The vulnerability is an Improper Input Validation flaw in UniFi OS devices that allows a malicious actor who has access to the local network to supply crafted input to the device and cause it to execute arbitrary operating‑system commands with device privileges. This flaw permits the device to run commands supplied by an attacker, leading to full compromise of the affected device.

Affected products include Ubiquiti Inc EFG, Ubiquiti Inc ENVR, Ubiquiti Inc ENVR‑Core, Ubiquiti Inc Express 7, Ubiquiti Inc UCG‑Fiber, Ubiquiti Inc UCG‑Industrial, Ubiquiti Inc UCG‑Max, Ubiquiti Inc UCG‑Ultra, Ubiquiti Inc UCK, Ubiquiti Inc UCK‑Enterprise, Ubiquiti Inc UCKP, Ubiquiti Inc UDM, Ubiquiti Inc UDM‑Beast, Ubiquiti Inc UDM‑Pro, Ubiquiti Inc UDM‑Pro‑Max, Ubiquiti Inc UDM‑SE, Ubiquiti Inc UDR, Ubiquiti Inc UDR‑5G, Ubiquiti Inc UDR7, Ubiquiti Inc UDW, Ubiquiti Inc UNAS‑2, Ubiquiti Inc UNAS‑4, Ubiquiti Inc UNAS‑Pro, Ubiquiti Inc UNAS‑Pro‑4, Ubiquiti Inc UNAS‑Pro‑8, Ubiquiti Inc UNVR, Ubiquiti Inc UNVR‑G2, Ubiquiti Inc UNVR‑G2‑Pro, Ubiquiti Inc UNVR‑Instant, Ubiquiti Inc UNVR‑Pro, and Ubiquiti Inc UniFi OS Server. No specific version information is reported.

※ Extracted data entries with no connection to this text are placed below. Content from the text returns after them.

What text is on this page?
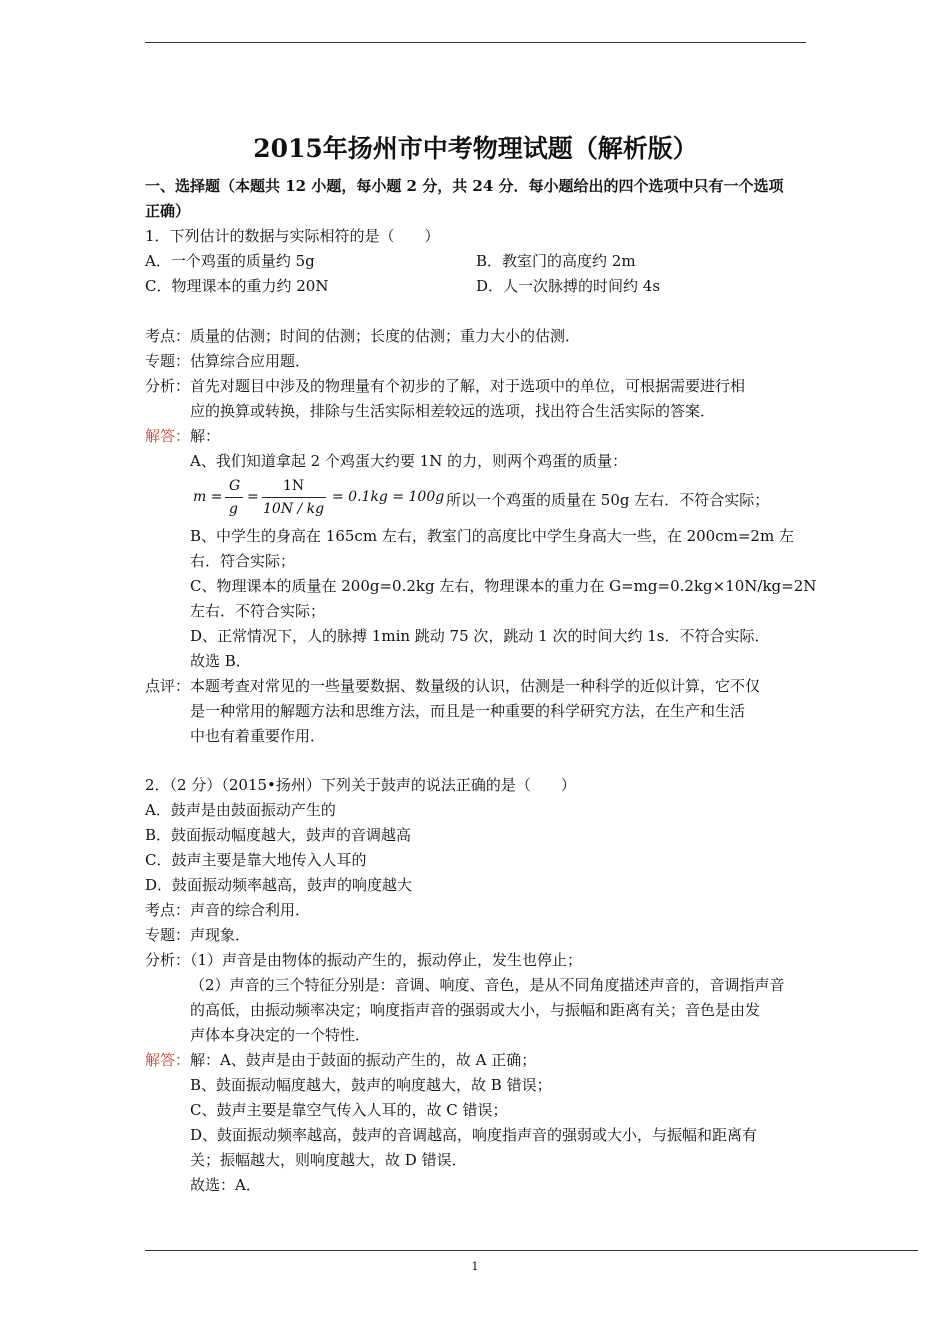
2015年扬州市中考物理试题（解析版）
一、选择题（本题共 12 小题，每小题 2 分，共 24 分．每小题给出的四个选项中只有一个选项
正确）
1．下列估计的数据与实际相符的是（　　）
A．一个鸡蛋的质量约 5g	B．教室门的高度约 2m
C．物理课本的重力约 20N	D．人一次脉搏的时间约 4s
考点：质量的估测；时间的估测；长度的估测；重力大小的估测．
专题：估算综合应用题．
分析：首先对题目中涉及的物理量有个初步的了解，对于选项中的单位，可根据需要进行相
应的换算或转换，排除与生活实际相差较远的选项，找出符合生活实际的答案．
解答： 解：
A、我们知道拿起 2 个鸡蛋大约要 1N 的力，则两个鸡蛋的质量：
m =
G
g
=
1N
10N / kg
= 0.1kg = 100g 所以一个鸡蛋的质量在 50g 左右．不符合实际；
B、中学生的身高在 165cm 左右，教室门的高度比中学生身高大一些，在 200cm=2m 左
右．符合实际；
C、物理课本的质量在 200g=0.2kg 左右，物理课本的重力在 G=mg=0.2kg×10N/kg=2N
左右．不符合实际；
D、正常情况下，人的脉搏 1min 跳动 75 次，跳动 1 次的时间大约 1s．不符合实际．
故选 B．
点评：本题考查对常见的一些量要数据、数量级的认识，估测是一种科学的近似计算，它不仅
是一种常用的解题方法和思维方法，而且是一种重要的科学研究方法，在生产和生活
中也有着重要作用．
2．（2 分）（2015•扬州）下列关于鼓声的说法正确的是（　　）
A．鼓声是由鼓面振动产生的
B．鼓面振动幅度越大，鼓声的音调越高
C．鼓声主要是靠大地传入人耳的
D．鼓面振动频率越高，鼓声的响度越大
考点：声音的综合利用．
专题：声现象．
分析：（1）声音是由物体的振动产生的，振动停止，发生也停止；
（2）声音的三个特征分别是：音调、响度、音色，是从不同角度描述声音的，音调指声音
的高低，由振动频率决定；响度指声音的强弱或大小，与振幅和距离有关；音色是由发
声体本身决定的一个特性．
解答： 解：A、鼓声是由于鼓面的振动产生的，故 A 正确；
B、鼓面振动幅度越大，鼓声的响度越大，故 B 错误；
C、鼓声主要是靠空气传入人耳的，故 C 错误；
D、鼓面振动频率越高，鼓声的音调越高，响度指声音的强弱或大小，与振幅和距离有
关；振幅越大，则响度越大，故 D 错误．
故选：A．
1
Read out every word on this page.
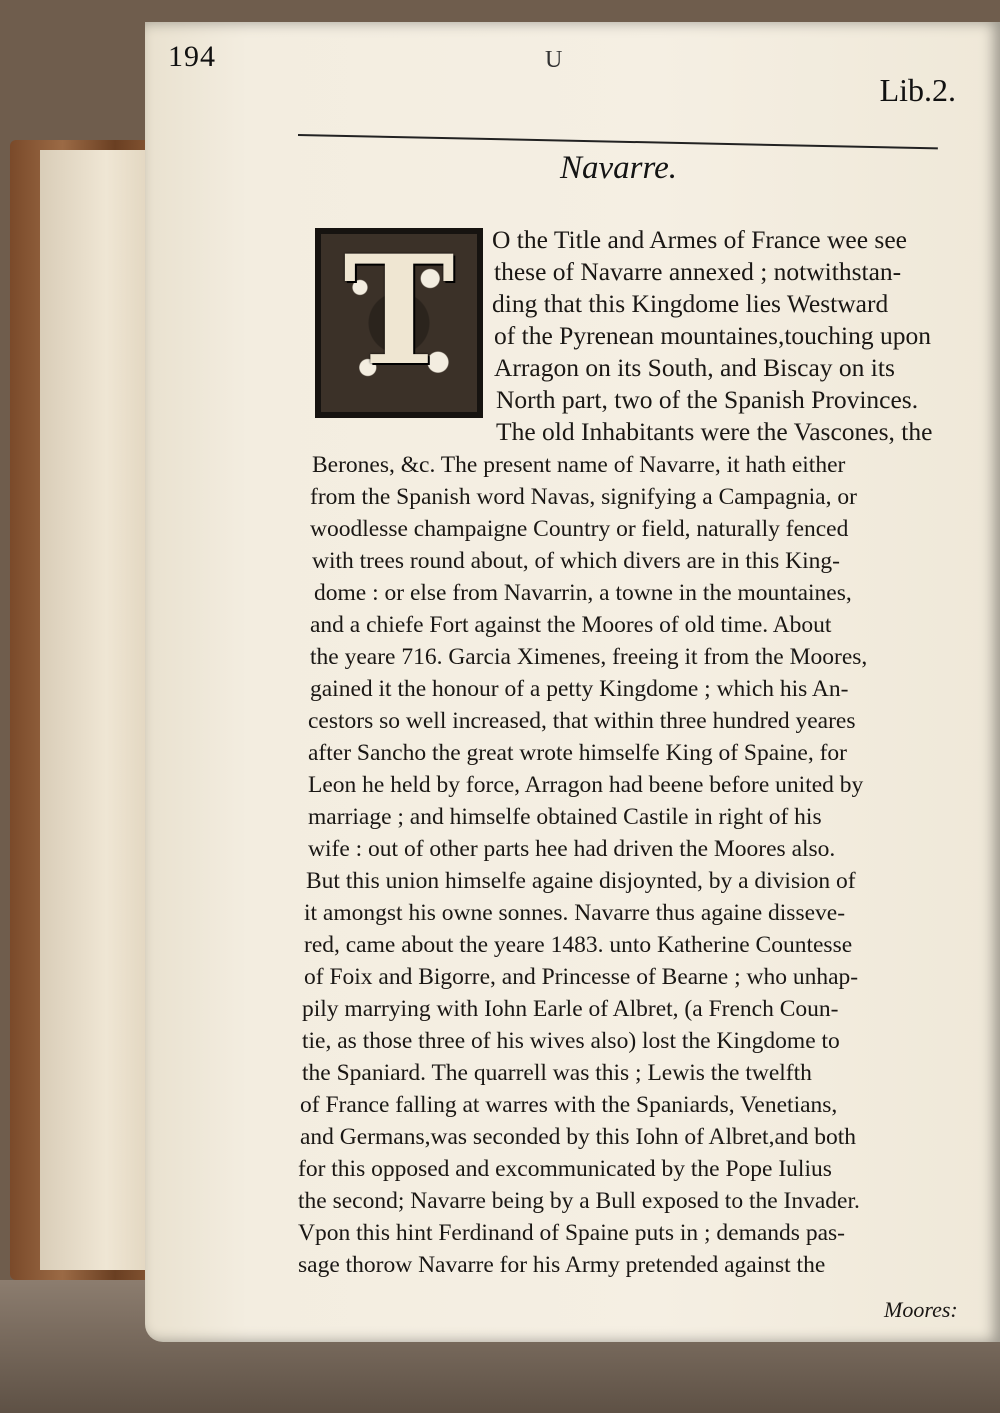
194	U

Lib.2.

Navarre.

T	O the Title and Armes of France wee see

these of Navarre annexed ; notwithstan-

ding that this Kingdome lies Westward

of the Pyrenean mountaines,touching upon

Arragon on its South, and Biscay on its

North part, two of the Spanish Provinces.

The old Inhabitants were the Vascones, the

Berones, &c. The present name of Navarre, it hath either

from the Spanish word Navas, signifying a Campagnia, or

woodlesse champaigne Country or field, naturally fenced

with trees round about, of which divers are in this King-

dome : or else from Navarrin, a towne in the mountaines,

and a chiefe Fort against the Moores of old time. About

the yeare 716. Garcia Ximenes, freeing it from the Moores,

gained it the honour of a petty Kingdome ; which his An-

cestors so well increased, that within three hundred yeares

after Sancho the great wrote himselfe King of Spaine, for

Leon he held by force, Arragon had beene before united by

marriage ; and himselfe obtained Castile in right of his

wife : out of other parts hee had driven the Moores also.

But this union himselfe againe disjoynted, by a division of

it amongst his owne sonnes. Navarre thus againe disseve-

red, came about the yeare 1483. unto Katherine Countesse

of Foix and Bigorre, and Princesse of Bearne ; who unhap-

pily marrying with Iohn Earle of Albret, (a French Coun-

tie, as those three of his wives also) lost the Kingdome to

the Spaniard. The quarrell was this ; Lewis the twelfth

of France falling at warres with the Spaniards, Venetians,

and Germans,was seconded by this Iohn of Albret,and both

for this opposed and excommunicated by the Pope Iulius

the second; Navarre being by a Bull exposed to the Invader.

Vpon this hint Ferdinand of Spaine puts in ; demands pas-

sage thorow Navarre for his Army pretended against the

Moores:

The flaw has a CVSS score of 10, indicating maximum severity. The EPSS score is 18%, suggesting a moderate probability of exploitation; it is not listed in the CISA KEV catalog. The description indicates that the attacker must have network access to reach the affected input handling code; this is the likely attack vector. Because the flaw allows arbitrary command execution, exploitation would enable an attacker to take complete control of a device if the attacker can reach it.